- Born: 1888
- Died: 1970 (aged 81–82)
- Other name: Harry Cobden Turner
- Education: Manchester Grammar School, Salford Technical School, Manchester College of Technology
- Occupations: Engineer, businessman
- Known for: Development of the radio proximity fuse
- Title: Managing Director of Salford Electrical Instruments

= Henry Cobden Turner =

British engineer

Henry Cobden Turner (1888–1970, also known as Harry Cobden Turner) was an English engineer, businessman, and managing director of Salford Electrical Instruments (SEI).

==Life and career==
Cobden Turner attended Manchester Grammar School, Salford Technical School, and Manchester College of Technology.

He was made managing director of SEI in 1918, overseeing advancements in instrumentation. Before the outbreak of the Second World War he also became a councillor for Salford, concerning himself with the plight of the unemployed in the city. After the Nazis came to power, he became concerned about the lack of defence technology to counter the threat of aggression.

Shortly before the war began, he had learned from his friend Hans Ferdinand Mayer who worked at Siemens, and who he had met at the CCIF telecommunications conference in Oslo in 1938, that the Germany was working on developing influence fuses for its artillery. This inspired them to use their combined skills to propose a new kind of fuze.

From late 1939, Cobden Turner contributed to the development of the radio proximity fuse, a critical innovation in military technology. A high frequency oscillator would transit disruptive signals to bombs, causing them to detonate. On 8 May 1940 a proposal for the device was submitted to the Royal Aircraft Establishment.

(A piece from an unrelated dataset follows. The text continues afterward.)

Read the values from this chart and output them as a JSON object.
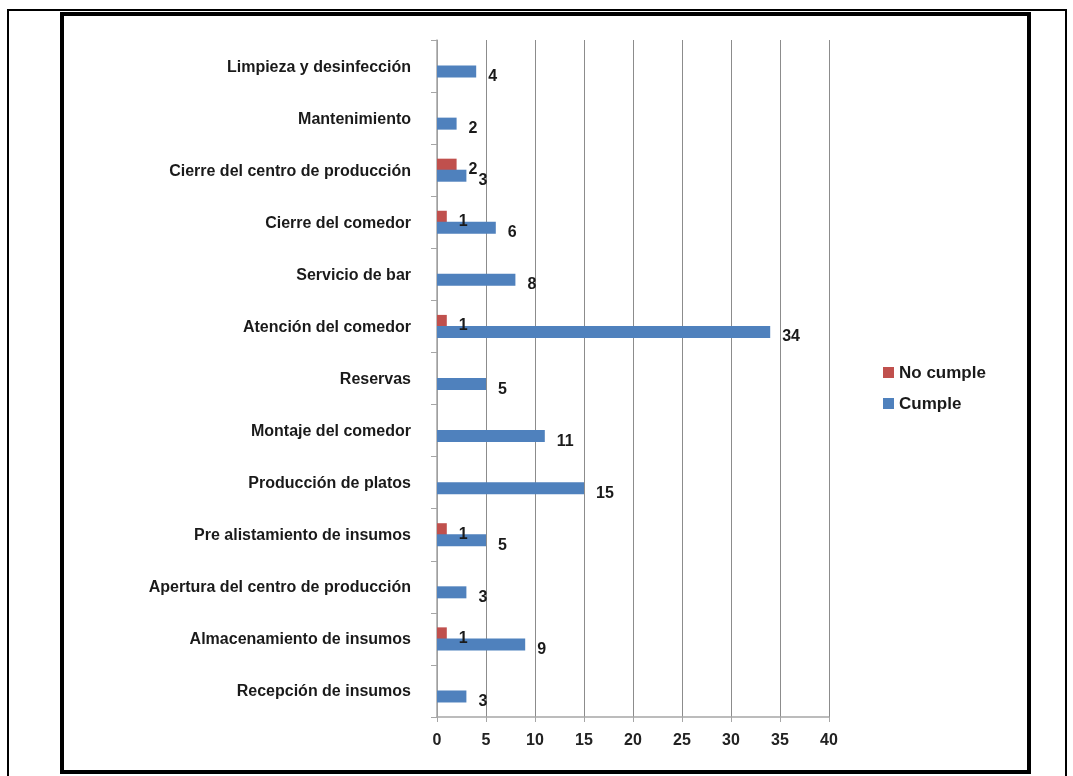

He continued to communicate with Mayer via an intermediary in neutral Denmark throughout the war. Together they organised the escape of a Jewish girl from Nazi Germany, who then lived with Cobden Turner and his family at their home. Mayer was later revealed as the source of the Oslo Report, one of the biggest German military leaks of the war, which he had planned to send to Cobden Turner, but ultimately decided it was safer to send it to the British Legation in Oslo. There, it ended up in the hands of military intelligence specialist Reginald Victor Jones.

By chance, Cobden Turner met Reginald Victor Jones in person while travelling in 1953, beginning several years of correspondence between the two. He also consulted with him on technical matters on behalf of SEI until he retired from his role there in 1957. Jones pushed for official recognition of Cobden Turner's work.

Henry Cobden Turner died in 1970.

===Professional bodies===
He became a full member of the Institution of Electrical Engineers (IEE) in 1924, and was elected a Fellow in 1966. He served on the IEE North-Western Centre Committee from 1927 to 1939, held the position of vice-chairman from 1939 to 1941, and served as chairman from 1941 to 1942. He also chaired the IEE Meter and Instrument Section Committee in 1937–1938.